Time, as they said, to piss , or time, as they said, to get off the pot . Fair point, and he did not argue. Allowed himself a last luxury before his finger snaked inside the guard and found the trigger, rested there… Saw the bird, pretty and fine-plumed, but trapped in a cage with rusted close-set bars, and prepared himself. The voice alongside him murmured: was he ready?
‘Yes, friend, ready.’
She could see so little. Her eyes were covered by a film of what she assumed was blood. But she fired a shot. Her mind worked well, might have been aided by the growing intensity of the pain in her left leg as the numbness wore through. Had no target and was blinded by the spotlight but tried to aim at it, into its brilliance. Which was futile, had no purpose and wasted a shot.
Not possible for Zeinab to shift the weight of the bike, and she lay across the boy. Could not extract herself from that position, enveloping him, what a lover might have done.
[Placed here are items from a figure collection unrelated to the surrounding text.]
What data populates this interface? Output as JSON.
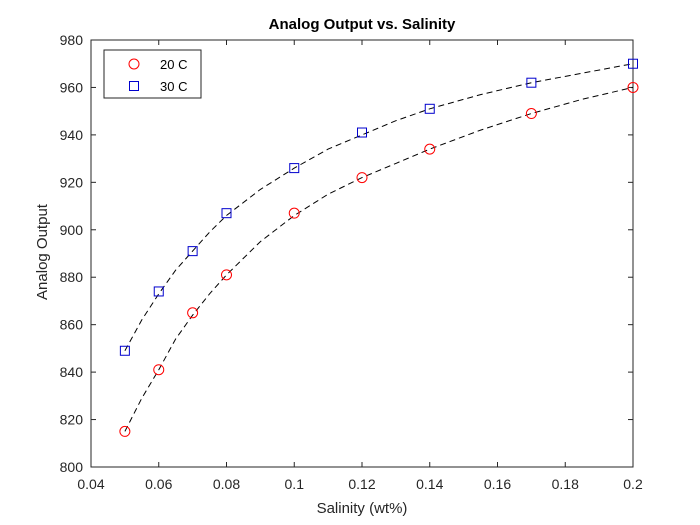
{
  "chart_data": {
    "type": "scatter",
    "title": "Analog Output vs. Salinity",
    "xlabel": "Salinity (wt%)",
    "ylabel": "Analog Output",
    "xlim": [
      0.04,
      0.2
    ],
    "ylim": [
      800,
      980
    ],
    "xticks": [
      0.04,
      0.06,
      0.08,
      0.1,
      0.12,
      0.14,
      0.16,
      0.18,
      0.2
    ],
    "xtick_labels": [
      "0.04",
      "0.06",
      "0.08",
      "0.1",
      "0.12",
      "0.14",
      "0.16",
      "0.18",
      "0.2"
    ],
    "yticks": [
      800,
      820,
      840,
      860,
      880,
      900,
      920,
      940,
      960,
      980
    ],
    "ytick_labels": [
      "800",
      "820",
      "840",
      "860",
      "880",
      "900",
      "920",
      "940",
      "960",
      "980"
    ],
    "grid": false,
    "legend_position": "top-left",
    "series": [
      {
        "name": "20 C",
        "marker": "circle",
        "color": "#ff0000",
        "x": [
          0.05,
          0.06,
          0.07,
          0.08,
          0.1,
          0.12,
          0.14,
          0.17,
          0.2
        ],
        "y": [
          815,
          841,
          865,
          881,
          907,
          922,
          934,
          949,
          960
        ]
      },
      {
        "name": "30 C",
        "marker": "square",
        "color": "#0000cd",
        "x": [
          0.05,
          0.06,
          0.07,
          0.08,
          0.1,
          0.12,
          0.14,
          0.17,
          0.2
        ],
        "y": [
          849,
          874,
          891,
          907,
          926,
          941,
          951,
          962,
          970
        ]
      }
    ],
    "fit_lines": [
      {
        "style": "dashed",
        "color": "#000000",
        "x": [
          0.05,
          0.055,
          0.06,
          0.065,
          0.07,
          0.075,
          0.08,
          0.09,
          0.1,
          0.11,
          0.12,
          0.13,
          0.14,
          0.155,
          0.17,
          0.185,
          0.2
        ],
        "y": [
          815,
          829,
          841,
          854,
          864,
          873,
          881,
          895,
          906,
          915,
          922,
          928,
          934,
          942,
          949,
          955,
          960
        ]
      },
      {
        "style": "dashed",
        "color": "#000000",
        "x": [
          0.05,
          0.055,
          0.06,
          0.065,
          0.07,
          0.075,
          0.08,
          0.09,
          0.1,
          0.11,
          0.12,
          0.13,
          0.14,
          0.155,
          0.17,
          0.185,
          0.2
        ],
        "y": [
          849,
          862,
          873,
          883,
          891,
          899,
          906,
          917,
          926,
          934,
          940,
          946,
          951,
          957,
          962,
          966,
          970
        ]
      }
    ]
  }
}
Could not have said that what remained of his face had already started to cool, nor that the whiteness of death settled on his cheeks, but was aware there was no breathing.
A voice was yelling at her over a megaphone, distorted in the wind, and she’d no idea whether it was English with a foreigner’s accent, or French. They would be telling her that ‘resistance is hopeless’, that she was surrounded and ‘you have no escape route available to you’, and ‘if you are hurt, Zeinab, the ambulance team will give you the very best medical help,’ and ‘throw aside your firearm, Zeinab, so we can help you’.